Моим третьим предметом был экзотический казахский язык, который еще пользовался латинским алфавитом. Он меня завораживал, и я до сих пор могу назвать пальцы на руке:
Зима неохотно уступала позиции весне. На смену буранам пришли влажные и пронзительно ледяные ветра. Наши твердокаменные улицы развезло, и они превратились в грязевую кашу. Дорога в школу стала бегом с препятствиями. Это время года было мне отвратительно и, казалось, никогда не кончится.
4 марта 1941 года мать написала свекрови в Вильно, которая прислала нам две пары чулок и леденцы. Это единственное сохранившееся письмо из нашей ссылки. Большая часть его о моем отце: «О Тадзио пока ничего не известно, но я терпеливо жду… Бедный Тадзио — в руках злых людей, но — я пламенно верю в это — под защитой Господа… С ним не может случиться ничего дурного. Он переживет эти ужасные испытания, как и все мы. Я каждый день молюсь всей душой, чтобы нам достало сил. Да услышит Господь наши горячие молитвы о воссоединении всех семей… Мой бедный дорогой Тадзио, должно быть, он беспокоится о нашей судьбе…» Кроме того, по нему можно составить некоторое представление о нашем быте на исходе нашей первой сибирской зимы: «Мы стараемся быть очень бережливыми в быту, чтобы еды хватало как можно дольше. Слава богу, все мы опять в добром здравии. Тереска больше не жалуется на учащенное сердцебиение — на мой взгляд, признак нервозности. У Анушки снова нормальная температура. Михалек здоров, а мое собственное здоровье меня пока ни разу не подводило. Хотелось бы, чтобы так оно и было… Хорошая пища тесно связана с хорошим здоровьем и хорошим сном… Появились первые признаки весны, и девочки начинают готовиться к летним работам: они будут рубить деревья (в лесу) и распиливать их. Я шью, сколько могу; у Михалека отличные успехи в школе — как у отца — несмотря на сложности с иностранным языком».
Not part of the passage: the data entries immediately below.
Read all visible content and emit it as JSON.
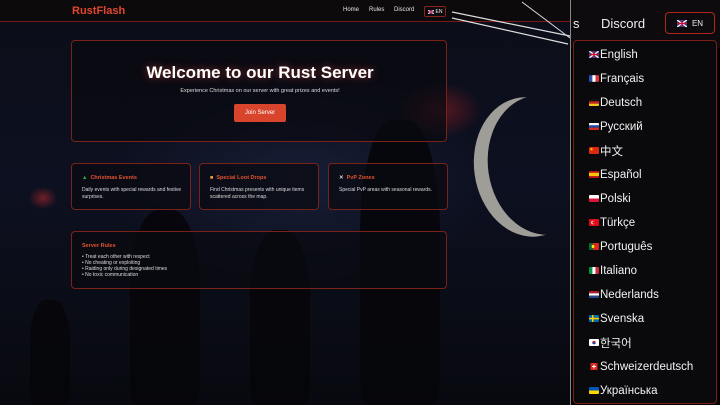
{
  "navbar": {
    "logo": "RustFlash",
    "links": [
      "Home",
      "Rules",
      "Discord"
    ],
    "lang_label": "EN"
  },
  "hero": {
    "title": "Welcome to our Rust Server",
    "subtitle": "Experience Christmas on our server with great prizes and events!",
    "button": "Join Server"
  },
  "features": [
    {
      "icon": "tree-icon",
      "title": "Christmas Events",
      "desc": "Daily events with special rewards and festive surprises."
    },
    {
      "icon": "gift-icon",
      "title": "Special Loot Drops",
      "desc": "Find Christmas presents with unique items scattered across the map."
    },
    {
      "icon": "swords-icon",
      "title": "PvP Zones",
      "desc": "Special PvP areas with seasonal rewards."
    }
  ],
  "rules": {
    "title": "Server Rules",
    "items": [
      "Treat each other with respect",
      "No cheating or exploiting",
      "Raiding only during designated times",
      "No toxic communication"
    ]
  },
  "zoom": {
    "partial_text": "s",
    "discord": "Discord",
    "lang_label": "EN",
    "languages": [
      "English",
      "Français",
      "Deutsch",
      "Русский",
      "中文",
      "Español",
      "Polski",
      "Türkçe",
      "Português",
      "Italiano",
      "Nederlands",
      "Svenska",
      "한국어",
      "Schweizerdeutsch",
      "Українська"
    ]
  },
  "colors": {
    "accent": "#e3452e",
    "border": "#7b2218"
  }
}
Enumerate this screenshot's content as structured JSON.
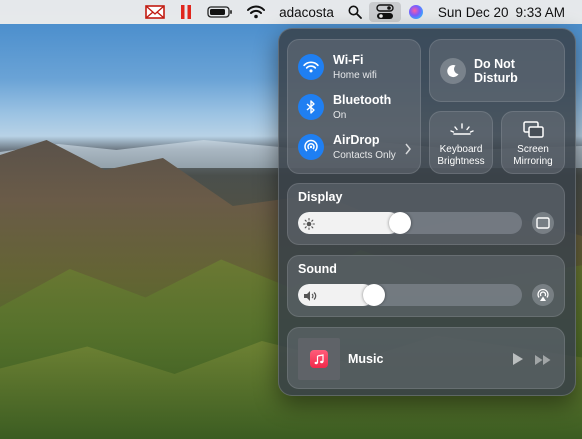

Дальше мать выражает беспокойство о здоровье свекрови и всей семьи: «Да хранит вас всех Господь!» — и огромную признательность за гостинцы: «Мы знаем, что вы, наши дорогие, во всем себе отказываете, чтобы помогать нам. Мы с глубокой признательностью думаем о тех, кто пришел нам на помощь». И наконец самый пронзительный пассаж: «Эти гостинцы (конфеты) мы обычно делим на четыре равные части, и каждый сам распоряжается своей долей. Но на сей раз мы позволили себе взять только по одной штуке, а остальное отложили: может быть, Тадзио свяжется с нами, и у нас будет, что ему послать…»
Через несколько дней после начала военных действий между Германией и Советским Союзом в июне 1941 года войска Вермахта захватили Вильно. Наша линия связи с семьей матери — иными словами, с внешним миром — была перерезана, и наши спасительные продуктовые посылки прекратились. С этого момента наша жизнь станет уже не суровой борьбой за существование, а отчаянными попытками отсрочить неминуемое приближение смерти. Много лет спустя мать призналась, что летом 1941 года она просила подаяние. Она утверждала, что это было только один раз, ну, может быть, два… Она изо всех сил продолжала заниматься своим шитьем, а Анушка (которой тогда был всего 21 год) и Тереска (ей было 19) вступили в бригаду лесорубов. Это была мужская работа, не по силам девушкам этого возраста, даже крепким и хорошо питающимся. Ни одна из моих сестер не была крепкой и не питалась хорошо. Но они мужественно пытались выполнять свои нормы, шатаясь от голода и борясь с полчищами мошки, пока в конце лета работа не кончилась. Вскоре после этого Анушку взял в домработницы пожилой вдовец, имевший корову и считавшийся поэтому колхозным аристократом. Работа эта стала настоящим испытанием, потому что старик часто напивался. Возможно, были и какие-то домогательства. Так или иначе, однажды Анушка прибежала домой и сказала, что больше она к старому пьянице не пойдет. Так мы лишились скромной возможности «взаимовыгодного товарообмена» (нам доставалось небольшое количество молока, а иногда даже сливок).